ECLI:NL:HR:2018:1798, datum uitspraak 28-09-2018, publicatiedatum 28-09-2018
Aflevering 40, gepubliceerd op 04-10-2018
Belanghebbende heeft in zijn aangifte IB/PVV 2012 aanspraak gemaakt op verrekening van € 5.599 ter zake van Franse bronbelasting op dividenden. Bij de vaststelling van de aanslag met dagtekening 9 mei 2014 heeft de inspecteur € 2.252 aan bronbelasting verrekend, zijnde 15% van het brutobedrag van de dividenden. Op 20 juni 2014 heeft belanghebbende per e-mail bezwaar aangetekend en op 24 juni 2014 schriftelijk. Volgens de inspecteur is het bezwaar te laat ingediend. Daarom heeft hij het bezwaar niet-ontvankelijk verklaard. Volgens Hof Arnhem-Leeuwarden (4 oktober 2017, nr. 17/00030, NTFR 2017/2874) is dat, anders dan de rechtbank heeft beslist, niet terecht. Hoewel die weg niet was geopend, was het per e-mail ingediende bezwaarschrift wel tijdig. De inspecteur had gelegenheid tot herstel van het verzuim moeten bieden. Aangezien het verzuim met de op 24 juni 2014 ingekomen brief van belanghebbende is hersteld, is het bezwaar ontvankelijk. Inhoudelijk is het hof van oordeel dat de inspecteur het juiste bedrag aan bronbelasting heeft verrekend. Gelet op het Verdrag Nederland-Frankrijk, art. 24, lid 3, onderdeel a, is Nederland namelijk gehouden tot verrekening van buitenlandse bronbelasting met een maximum van 15% van het brutobedrag van de dividenden. Dat belanghebbende het meerdere niet in Frankrijk terug kan krijgen, doet hieraan niet af. Dat de inspecteur belanghebbende de toezegging heeft gedaan dat hij alle Franse bronbelasting mocht verrekenen, heeft belanghebbende niet aannemelijk gemaakt.

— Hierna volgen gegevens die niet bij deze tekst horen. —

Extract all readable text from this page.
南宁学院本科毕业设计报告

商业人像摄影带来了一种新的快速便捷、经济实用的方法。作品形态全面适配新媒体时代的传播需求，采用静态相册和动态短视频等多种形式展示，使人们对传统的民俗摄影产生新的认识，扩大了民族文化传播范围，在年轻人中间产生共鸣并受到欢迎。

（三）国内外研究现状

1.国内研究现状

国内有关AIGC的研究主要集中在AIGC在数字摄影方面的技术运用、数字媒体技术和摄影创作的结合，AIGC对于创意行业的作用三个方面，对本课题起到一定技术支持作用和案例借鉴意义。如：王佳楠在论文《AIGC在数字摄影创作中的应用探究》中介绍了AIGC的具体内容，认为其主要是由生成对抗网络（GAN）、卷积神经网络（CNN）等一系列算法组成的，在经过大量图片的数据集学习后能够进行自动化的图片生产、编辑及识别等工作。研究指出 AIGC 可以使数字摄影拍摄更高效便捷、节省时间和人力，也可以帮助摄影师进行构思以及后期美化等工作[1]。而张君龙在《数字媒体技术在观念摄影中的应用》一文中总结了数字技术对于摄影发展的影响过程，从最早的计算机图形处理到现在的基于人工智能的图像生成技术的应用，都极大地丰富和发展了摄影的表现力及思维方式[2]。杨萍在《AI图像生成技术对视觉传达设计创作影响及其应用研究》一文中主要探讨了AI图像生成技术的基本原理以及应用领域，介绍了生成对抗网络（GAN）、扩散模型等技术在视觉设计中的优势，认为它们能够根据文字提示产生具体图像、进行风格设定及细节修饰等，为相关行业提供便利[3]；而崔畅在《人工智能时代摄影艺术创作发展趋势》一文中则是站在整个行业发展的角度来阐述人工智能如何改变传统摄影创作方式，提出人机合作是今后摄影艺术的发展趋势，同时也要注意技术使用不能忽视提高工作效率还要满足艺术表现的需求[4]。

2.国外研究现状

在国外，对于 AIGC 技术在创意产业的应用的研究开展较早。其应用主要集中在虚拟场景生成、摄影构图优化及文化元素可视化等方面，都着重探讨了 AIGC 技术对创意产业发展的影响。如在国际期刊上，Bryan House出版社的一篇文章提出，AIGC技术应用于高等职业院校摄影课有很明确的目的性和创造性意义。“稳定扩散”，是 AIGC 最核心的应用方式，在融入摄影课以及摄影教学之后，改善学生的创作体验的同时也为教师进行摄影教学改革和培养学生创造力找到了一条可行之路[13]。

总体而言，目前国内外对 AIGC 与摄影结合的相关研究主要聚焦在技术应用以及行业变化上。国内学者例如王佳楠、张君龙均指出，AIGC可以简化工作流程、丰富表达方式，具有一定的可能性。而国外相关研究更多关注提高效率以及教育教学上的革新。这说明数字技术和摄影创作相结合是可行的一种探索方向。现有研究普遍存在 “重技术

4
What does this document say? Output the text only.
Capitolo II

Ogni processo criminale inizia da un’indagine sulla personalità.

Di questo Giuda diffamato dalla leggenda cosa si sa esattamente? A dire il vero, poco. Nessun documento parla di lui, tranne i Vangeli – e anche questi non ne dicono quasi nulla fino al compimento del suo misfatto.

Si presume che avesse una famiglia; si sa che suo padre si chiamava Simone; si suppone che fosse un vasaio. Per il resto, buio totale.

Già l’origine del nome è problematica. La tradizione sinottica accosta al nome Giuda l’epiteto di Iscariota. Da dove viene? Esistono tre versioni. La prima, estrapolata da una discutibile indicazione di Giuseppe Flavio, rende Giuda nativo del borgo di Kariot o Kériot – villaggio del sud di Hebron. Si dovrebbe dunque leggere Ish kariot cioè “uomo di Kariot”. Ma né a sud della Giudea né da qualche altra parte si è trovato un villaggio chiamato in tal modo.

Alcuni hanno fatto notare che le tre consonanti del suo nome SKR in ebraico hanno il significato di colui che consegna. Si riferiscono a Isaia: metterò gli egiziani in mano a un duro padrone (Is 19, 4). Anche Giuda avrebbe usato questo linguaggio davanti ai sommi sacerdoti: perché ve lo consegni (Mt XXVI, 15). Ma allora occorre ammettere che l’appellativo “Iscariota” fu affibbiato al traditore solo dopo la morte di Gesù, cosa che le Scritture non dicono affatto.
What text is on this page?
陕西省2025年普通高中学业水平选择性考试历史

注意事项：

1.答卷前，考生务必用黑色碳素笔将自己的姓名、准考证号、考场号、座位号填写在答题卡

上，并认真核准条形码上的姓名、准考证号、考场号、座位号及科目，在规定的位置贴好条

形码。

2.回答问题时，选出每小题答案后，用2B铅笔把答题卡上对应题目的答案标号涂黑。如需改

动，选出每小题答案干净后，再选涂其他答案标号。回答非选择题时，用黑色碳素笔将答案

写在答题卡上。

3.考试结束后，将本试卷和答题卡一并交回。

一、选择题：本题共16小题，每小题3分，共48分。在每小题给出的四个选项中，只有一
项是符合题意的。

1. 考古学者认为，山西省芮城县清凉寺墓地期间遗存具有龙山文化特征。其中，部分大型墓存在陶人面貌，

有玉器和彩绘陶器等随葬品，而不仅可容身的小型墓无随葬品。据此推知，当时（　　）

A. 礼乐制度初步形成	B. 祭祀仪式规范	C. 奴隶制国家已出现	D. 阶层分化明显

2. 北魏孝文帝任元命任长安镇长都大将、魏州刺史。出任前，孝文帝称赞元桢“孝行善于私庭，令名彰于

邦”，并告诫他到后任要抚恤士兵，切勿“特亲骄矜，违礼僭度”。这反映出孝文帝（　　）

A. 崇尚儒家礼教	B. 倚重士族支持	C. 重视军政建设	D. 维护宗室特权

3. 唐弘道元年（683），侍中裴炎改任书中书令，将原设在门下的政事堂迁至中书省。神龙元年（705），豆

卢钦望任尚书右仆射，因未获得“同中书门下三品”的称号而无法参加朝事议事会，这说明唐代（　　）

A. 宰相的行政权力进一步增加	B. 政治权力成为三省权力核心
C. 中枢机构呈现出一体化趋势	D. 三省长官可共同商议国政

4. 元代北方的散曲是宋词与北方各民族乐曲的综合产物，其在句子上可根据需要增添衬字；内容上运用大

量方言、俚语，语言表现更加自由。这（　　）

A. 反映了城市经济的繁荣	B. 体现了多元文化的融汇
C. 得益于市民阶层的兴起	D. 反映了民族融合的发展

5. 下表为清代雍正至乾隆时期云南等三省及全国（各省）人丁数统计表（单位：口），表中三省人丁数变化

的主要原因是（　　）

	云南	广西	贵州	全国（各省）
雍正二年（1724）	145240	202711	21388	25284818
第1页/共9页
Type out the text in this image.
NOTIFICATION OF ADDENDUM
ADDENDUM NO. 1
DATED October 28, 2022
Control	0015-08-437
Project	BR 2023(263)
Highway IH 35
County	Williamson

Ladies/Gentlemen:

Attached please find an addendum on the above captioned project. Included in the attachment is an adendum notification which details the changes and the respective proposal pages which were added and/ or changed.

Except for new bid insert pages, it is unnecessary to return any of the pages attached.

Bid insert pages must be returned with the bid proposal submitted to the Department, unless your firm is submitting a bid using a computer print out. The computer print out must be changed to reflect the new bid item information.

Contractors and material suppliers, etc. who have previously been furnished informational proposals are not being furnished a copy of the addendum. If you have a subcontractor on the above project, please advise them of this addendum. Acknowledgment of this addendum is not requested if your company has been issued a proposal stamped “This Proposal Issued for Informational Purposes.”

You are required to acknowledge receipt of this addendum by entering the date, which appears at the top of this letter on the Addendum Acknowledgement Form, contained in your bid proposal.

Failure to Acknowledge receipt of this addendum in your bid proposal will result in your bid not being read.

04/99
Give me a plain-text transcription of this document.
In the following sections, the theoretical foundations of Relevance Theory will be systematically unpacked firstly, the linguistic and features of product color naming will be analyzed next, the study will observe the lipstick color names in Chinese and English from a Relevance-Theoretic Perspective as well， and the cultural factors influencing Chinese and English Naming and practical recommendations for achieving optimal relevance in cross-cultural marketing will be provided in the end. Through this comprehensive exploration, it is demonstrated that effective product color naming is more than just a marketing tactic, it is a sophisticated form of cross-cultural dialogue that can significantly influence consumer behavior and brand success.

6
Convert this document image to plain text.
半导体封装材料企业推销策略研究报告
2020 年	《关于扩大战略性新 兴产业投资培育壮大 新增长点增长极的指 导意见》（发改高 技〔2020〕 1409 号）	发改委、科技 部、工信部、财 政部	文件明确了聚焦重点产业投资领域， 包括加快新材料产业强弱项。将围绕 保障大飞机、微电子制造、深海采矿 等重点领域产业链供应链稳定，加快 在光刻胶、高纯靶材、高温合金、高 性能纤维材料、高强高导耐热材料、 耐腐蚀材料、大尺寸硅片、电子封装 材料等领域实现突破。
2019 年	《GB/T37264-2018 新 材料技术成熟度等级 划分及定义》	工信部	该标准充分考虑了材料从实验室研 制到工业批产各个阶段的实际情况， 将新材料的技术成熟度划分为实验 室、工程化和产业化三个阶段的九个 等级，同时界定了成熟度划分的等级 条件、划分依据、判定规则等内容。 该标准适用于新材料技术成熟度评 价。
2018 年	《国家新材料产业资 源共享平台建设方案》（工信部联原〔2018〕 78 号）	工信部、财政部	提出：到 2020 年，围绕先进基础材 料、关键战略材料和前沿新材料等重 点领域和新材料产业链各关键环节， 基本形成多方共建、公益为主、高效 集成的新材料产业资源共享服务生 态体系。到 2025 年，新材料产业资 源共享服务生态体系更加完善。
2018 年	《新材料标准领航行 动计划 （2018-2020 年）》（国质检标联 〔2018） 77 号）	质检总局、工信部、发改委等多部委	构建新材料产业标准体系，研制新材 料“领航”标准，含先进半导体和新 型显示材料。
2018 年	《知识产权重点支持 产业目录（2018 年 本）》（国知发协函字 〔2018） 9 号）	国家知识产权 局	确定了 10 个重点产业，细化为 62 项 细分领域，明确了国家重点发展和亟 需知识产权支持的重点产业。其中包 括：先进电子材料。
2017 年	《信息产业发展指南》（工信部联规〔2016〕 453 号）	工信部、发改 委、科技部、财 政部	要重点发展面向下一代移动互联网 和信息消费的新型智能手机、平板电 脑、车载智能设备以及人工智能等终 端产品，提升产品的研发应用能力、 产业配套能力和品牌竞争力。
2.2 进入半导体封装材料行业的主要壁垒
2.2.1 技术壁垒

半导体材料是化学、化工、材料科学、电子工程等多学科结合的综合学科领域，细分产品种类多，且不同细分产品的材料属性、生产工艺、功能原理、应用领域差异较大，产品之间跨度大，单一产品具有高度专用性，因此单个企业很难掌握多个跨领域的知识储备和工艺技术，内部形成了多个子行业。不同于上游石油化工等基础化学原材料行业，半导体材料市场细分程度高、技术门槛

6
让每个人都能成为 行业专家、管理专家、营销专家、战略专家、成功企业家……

NTFR 2018/2268 - Terugvordering kinderopvangtoeslag

Aflevering 40, gepubliceerd op 04-10-2018
Antwoorden op vragen van het lid Peters (CDA) aan de staatssecretaris van Financiën en de minister van Sociale Zaken en Werkgelegenheid, over het niet kunnen treffen van een persoonlijke betalingsregeling voor gedupeerde ouders, in verband met de door de eigenaar van kinderopvang ‘de Parel’ gepleegde fraude met kinderopvangtoeslag. In deze antwoorden zet de staatssecretaris het systeem van de betalingsregeling toeslagen uiteen.